RESUMO DO DIA – EDIÇÃO DA MANHÃ | SEXTA-FEIRA, 06 DE AGOSTO DE 2021
GOVERNO PAGOU R$ 361 MIL POR POSTS SOBRE 'CUIDADO PRECOCE' CONTRA COVID
No final do ano passado, o governo de Jair Bolsonaro (sem
partido) pagou R$ 361 mil para divulgar no Instagram o chamado "cuidado
precoce" contra a covid-19. A contratação foi registrada em
documentos entregues à CPI da Covid, no
último dia 30, pela Secom (Secretaria Especial de Comunicação Social). A reportagem é de Rafael Neves.
Segundo uma planilha enviada pela secretaria, o
dinheiro serviu para contratar 28 publicações nas contas de quatro
influenciadores. Cada um deles deveria, de acordo com o documento, fazer uma
postagem fixa —que permanece no perfil do usuário— e seis stories —conteúdos
que desaparecem em 24 horas.
Dos R$ 361 mil gastos na campanha, R$ 23 mil (6,37%
do total) foram usados para pagar cachês aos quatro influenciadores
contratados: Flávia Viana (R$ 11,5 mil), João Zoli (R$ 6.000), Jessika Taynara
(R$ 3.000) e Pam Puertas (R$ 2.500).
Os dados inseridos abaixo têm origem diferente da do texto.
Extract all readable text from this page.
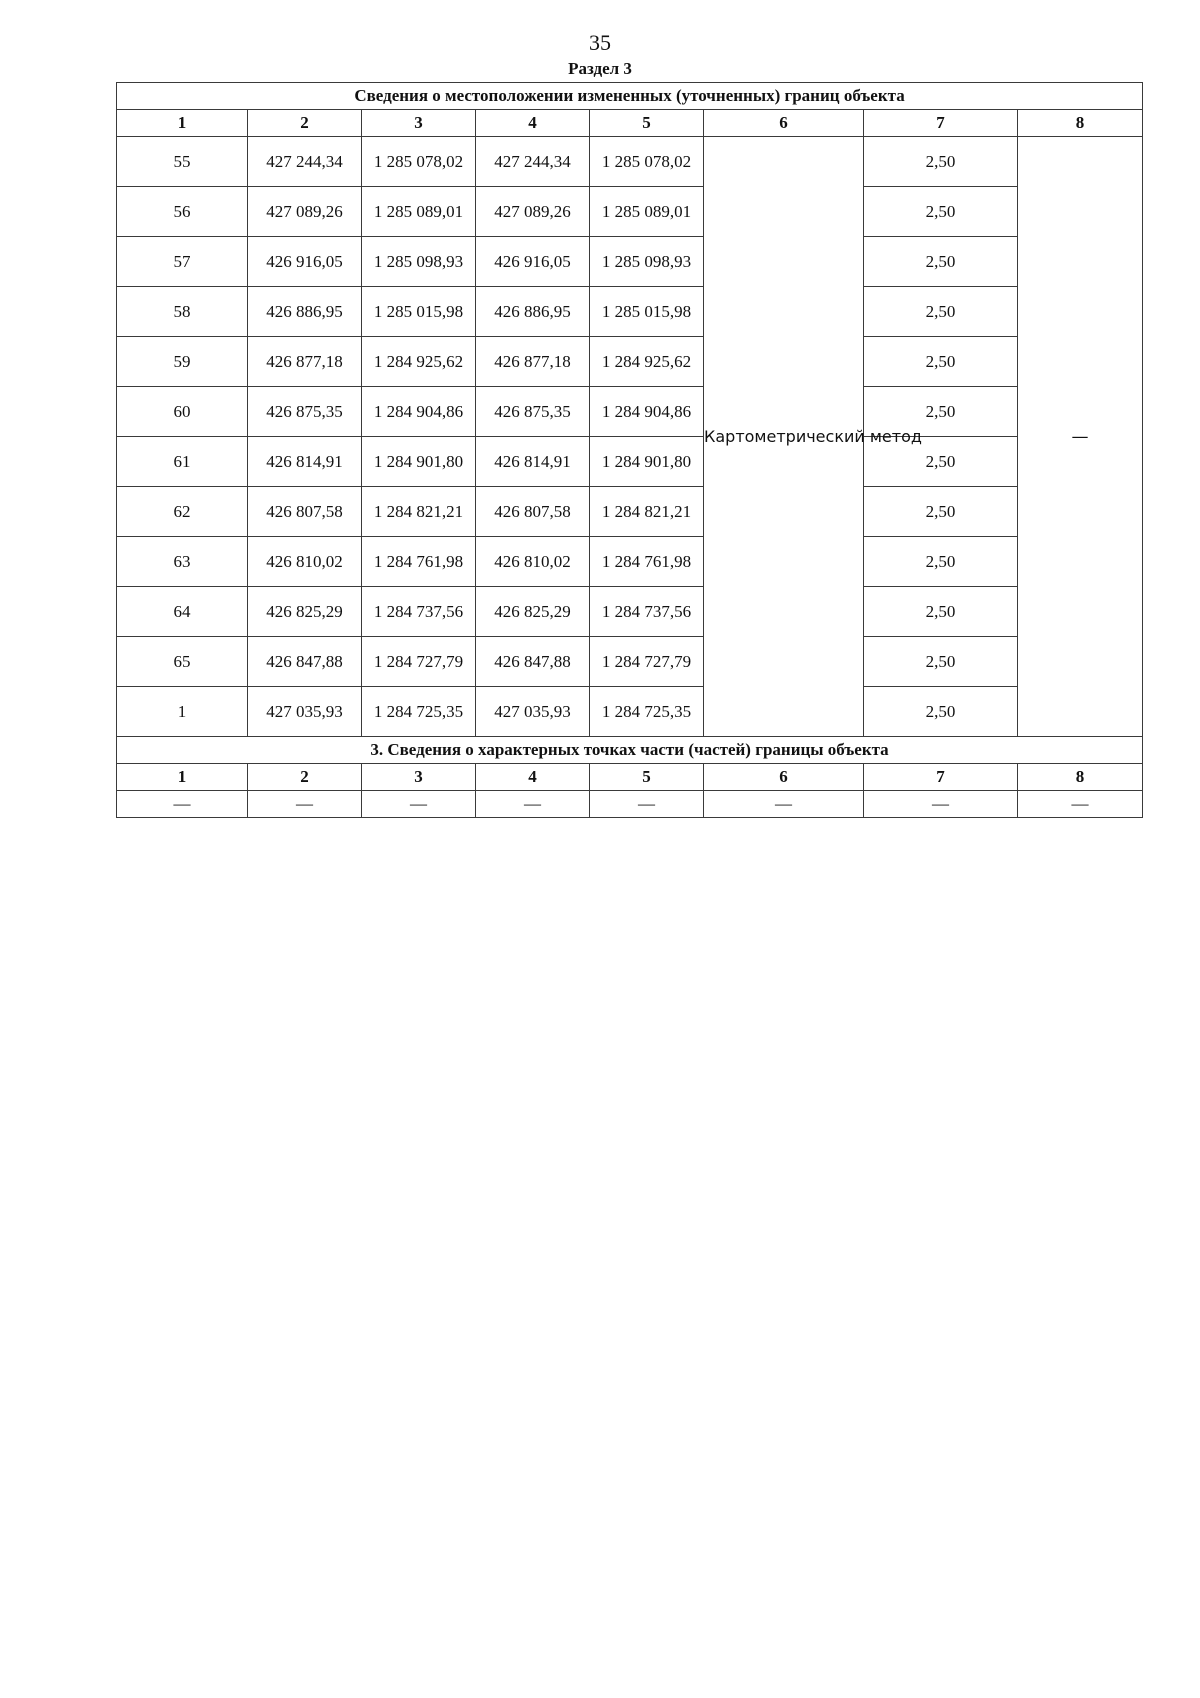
35
Раздел 3
Сведения о местоположении измененных (уточненных) границ объекта							
1	2	3	4	5	6	7	8
55	427 244,34	1 285 078,02	427 244,34	1 285 078,02	Картометрический метод	2,50	—
56	427 089,26	1 285 089,01	427 089,26	1 285 089,01		2,50	
57	426 916,05	1 285 098,93	426 916,05	1 285 098,93		2,50	
58	426 886,95	1 285 015,98	426 886,95	1 285 015,98		2,50	
59	426 877,18	1 284 925,62	426 877,18	1 284 925,62		2,50	
60	426 875,35	1 284 904,86	426 875,35	1 284 904,86		2,50	
61	426 814,91	1 284 901,80	426 814,91	1 284 901,80		2,50	
62	426 807,58	1 284 821,21	426 807,58	1 284 821,21		2,50	
63	426 810,02	1 284 761,98	426 810,02	1 284 761,98		2,50	
64	426 825,29	1 284 737,56	426 825,29	1 284 737,56		2,50	
65	426 847,88	1 284 727,79	426 847,88	1 284 727,79		2,50	
1	427 035,93	1 284 725,35	427 035,93	1 284 725,35		2,50	
3. Сведения о характерных точках части (частей) границы объекта							
1	2	3	4	5	6	7	8
—	—	—	—	—	—	—	—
Todo o restante, conforme a planilha, foi
destinado à empresa FKD Comunicação, responsável pela campanha. Até o final de
julho, segundo dados da Secom, R$ 352,6 mil já haviam sido desembolsados.
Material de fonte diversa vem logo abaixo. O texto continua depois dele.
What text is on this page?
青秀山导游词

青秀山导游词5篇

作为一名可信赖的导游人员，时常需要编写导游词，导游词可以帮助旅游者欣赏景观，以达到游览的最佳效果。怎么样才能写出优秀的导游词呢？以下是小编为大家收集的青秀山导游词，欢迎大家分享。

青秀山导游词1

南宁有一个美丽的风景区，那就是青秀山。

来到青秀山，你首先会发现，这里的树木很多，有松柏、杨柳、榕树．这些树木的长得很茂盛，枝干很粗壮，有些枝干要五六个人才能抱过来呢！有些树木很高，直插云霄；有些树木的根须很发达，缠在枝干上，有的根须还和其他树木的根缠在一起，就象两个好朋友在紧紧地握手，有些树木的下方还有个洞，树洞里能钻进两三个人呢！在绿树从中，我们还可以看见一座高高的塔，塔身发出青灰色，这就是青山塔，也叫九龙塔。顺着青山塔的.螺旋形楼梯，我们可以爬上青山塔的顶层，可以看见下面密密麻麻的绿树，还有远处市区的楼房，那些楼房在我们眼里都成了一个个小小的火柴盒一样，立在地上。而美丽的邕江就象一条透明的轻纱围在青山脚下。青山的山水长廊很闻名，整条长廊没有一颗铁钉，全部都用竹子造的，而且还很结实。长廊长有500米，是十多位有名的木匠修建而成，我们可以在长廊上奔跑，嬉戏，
A FKD foi contratada pela agência Calia, uma das
três empresas que fazem a publicidade do Planalto e subcontratam terceiros,
conforme a demanda. A Calia gerenciou todos os contratos da "campanha
cuidado precoce", iniciada em outubro do ano passado e que custou R$ 19,34
milhões, segundo informou a Secom à CPI.
Em nota enviada ao UOL, a FKD afirmou que o valor
recebido pelas publicações no Instagram "refere-se ao conjunto de ações
desenvolvidas pela empresa, que incluem: pesquisa, análise, planejamento de
campanha, produção e pagamento de impostos".
A Calia, por sua vez, disse à reportagem que o valor
cobre uma "grande amplitude de serviços".